Il y a étymologiquement plusieurs sources de complémenteurs différents. La forme mar introduisant les conditionnelles est la grammaticalisation transparente du nom mar 'doute, incertitude', apparenté au cornique mar et au gallois mor, remontant au celtique * mar-o-s. C'est ce ma que l'on trouve dans marteze 'peut-être', martezeadenn 'hypothèse', divar 'indubitable' ou arvar 'doute, indécision, danger'.


(1) Gwel eo din beza sur evit beza war var.
mieux est à.moi être sur que être sur1 doute
'Il vaut mieux pour moi être sûr qu'être dans le doute.' Trégorrois, Gros (1970b:'mar')


Le complémenteur ma 'où, que' est issu du vieux breton ma et s'apparente au ma en gaélique d'Irlande ou d'Ecosse (Deshayes 2003). Finalement, une autre source de grammaticalisation, au moins pour le complémenteur de lieu, pourrait être le nom ma 'lieu' (labourva 'laboratoire').

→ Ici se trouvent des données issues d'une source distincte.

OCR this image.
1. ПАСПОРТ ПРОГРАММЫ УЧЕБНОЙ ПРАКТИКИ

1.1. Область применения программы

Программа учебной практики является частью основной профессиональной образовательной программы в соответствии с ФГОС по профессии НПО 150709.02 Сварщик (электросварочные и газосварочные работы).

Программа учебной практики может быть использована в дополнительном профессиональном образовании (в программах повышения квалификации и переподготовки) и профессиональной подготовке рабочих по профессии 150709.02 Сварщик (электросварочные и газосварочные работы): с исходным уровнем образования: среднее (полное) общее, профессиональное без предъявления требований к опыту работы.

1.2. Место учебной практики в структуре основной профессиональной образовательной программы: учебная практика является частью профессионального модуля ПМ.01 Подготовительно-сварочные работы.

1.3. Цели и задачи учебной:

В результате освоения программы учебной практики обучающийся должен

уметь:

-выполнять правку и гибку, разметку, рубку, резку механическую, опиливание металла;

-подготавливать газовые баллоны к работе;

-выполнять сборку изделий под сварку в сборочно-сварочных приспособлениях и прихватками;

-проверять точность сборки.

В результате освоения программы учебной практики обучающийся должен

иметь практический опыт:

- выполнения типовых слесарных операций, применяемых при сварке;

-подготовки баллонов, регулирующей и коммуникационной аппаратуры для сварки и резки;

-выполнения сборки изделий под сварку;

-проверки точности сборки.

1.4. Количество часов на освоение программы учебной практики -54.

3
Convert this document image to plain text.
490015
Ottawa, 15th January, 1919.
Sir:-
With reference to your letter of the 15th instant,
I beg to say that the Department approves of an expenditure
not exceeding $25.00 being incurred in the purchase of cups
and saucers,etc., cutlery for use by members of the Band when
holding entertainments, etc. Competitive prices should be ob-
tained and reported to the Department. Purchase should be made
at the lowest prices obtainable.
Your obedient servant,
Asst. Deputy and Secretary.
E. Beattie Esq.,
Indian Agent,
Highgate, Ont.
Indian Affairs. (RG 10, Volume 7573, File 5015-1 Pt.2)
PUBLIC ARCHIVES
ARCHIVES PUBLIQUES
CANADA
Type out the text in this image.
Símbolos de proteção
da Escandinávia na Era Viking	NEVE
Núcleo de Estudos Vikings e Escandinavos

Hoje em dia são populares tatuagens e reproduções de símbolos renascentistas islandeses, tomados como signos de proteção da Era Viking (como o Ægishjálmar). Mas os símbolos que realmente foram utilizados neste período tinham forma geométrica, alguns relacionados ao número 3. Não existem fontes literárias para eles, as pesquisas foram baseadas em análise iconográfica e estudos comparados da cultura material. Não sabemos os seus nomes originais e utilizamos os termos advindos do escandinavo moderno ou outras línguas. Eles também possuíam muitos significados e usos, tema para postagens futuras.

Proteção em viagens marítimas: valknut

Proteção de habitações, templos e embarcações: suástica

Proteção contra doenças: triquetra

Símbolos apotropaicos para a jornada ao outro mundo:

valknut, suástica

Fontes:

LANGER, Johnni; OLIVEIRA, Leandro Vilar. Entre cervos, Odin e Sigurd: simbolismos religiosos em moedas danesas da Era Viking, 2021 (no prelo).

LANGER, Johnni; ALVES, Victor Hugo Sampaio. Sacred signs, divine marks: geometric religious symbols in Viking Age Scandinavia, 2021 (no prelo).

Dans certains dialectes modernes, la différenciation des formes a des corrélats syntaxiques et on peut dégager plusieurs complémenteurs différents. En standard moderne cependant, les deux formes sont difficilement distinguables et la question de leur distinction se pose.


ma vs. mar

avec ou sans rannig ?

Kervella (1947:§144, 797) distingue deux formes du complémenteur ma: mar 'si' qui ne provoque pas de mutation et peut n'être pas suivi par le rannig (mar (e) kar, 's'il veut'), et ma, mac'h, ma'z qui est toujours suivi du rannig e4 provoquant la mutation mixte.

Certains locuteurs ne tolèrent pas de faire suivre ma par un rannig (Stephens 1982:35). Cependant, quelques dialectes montrent ma avec un rannig: on peut trouver le groupe mag a V en breton de Douarnenez (Denez 1977), et on trouve plusieurs exemples de mi en bas-vannetais que Nicolas (2005:24, 26, 32) analyse comme ma + e.


(1) Mag e zeo Délik a glasket
si+C R+C est Délik R1 cherchez
'Si c'est Délik que vous cherchez.' Chanson Pérennès (1938:248-9)


Les pronoms proclitiques objets qui recouvrent d'habitude le rannig peuvent apparaître entre ma et son verbe.


(2) mar am c'harit...
si+C me2 aimez
'si vous m'aimez...' Favereau (1997:§639)


(3) mar en em gavit...
si+C se1 trouvez
'si vous vous trouvez...' Favereau (1997:§639)


trois complémenteurs à Groix selon Ternes

A Groix, Ternes signale trois complémenteurs aux distributions contrastées. Le complémenteur mar devant une conditionnelle réelle positive et le complémenteur me devant une proposition conditionnelle réelle négative.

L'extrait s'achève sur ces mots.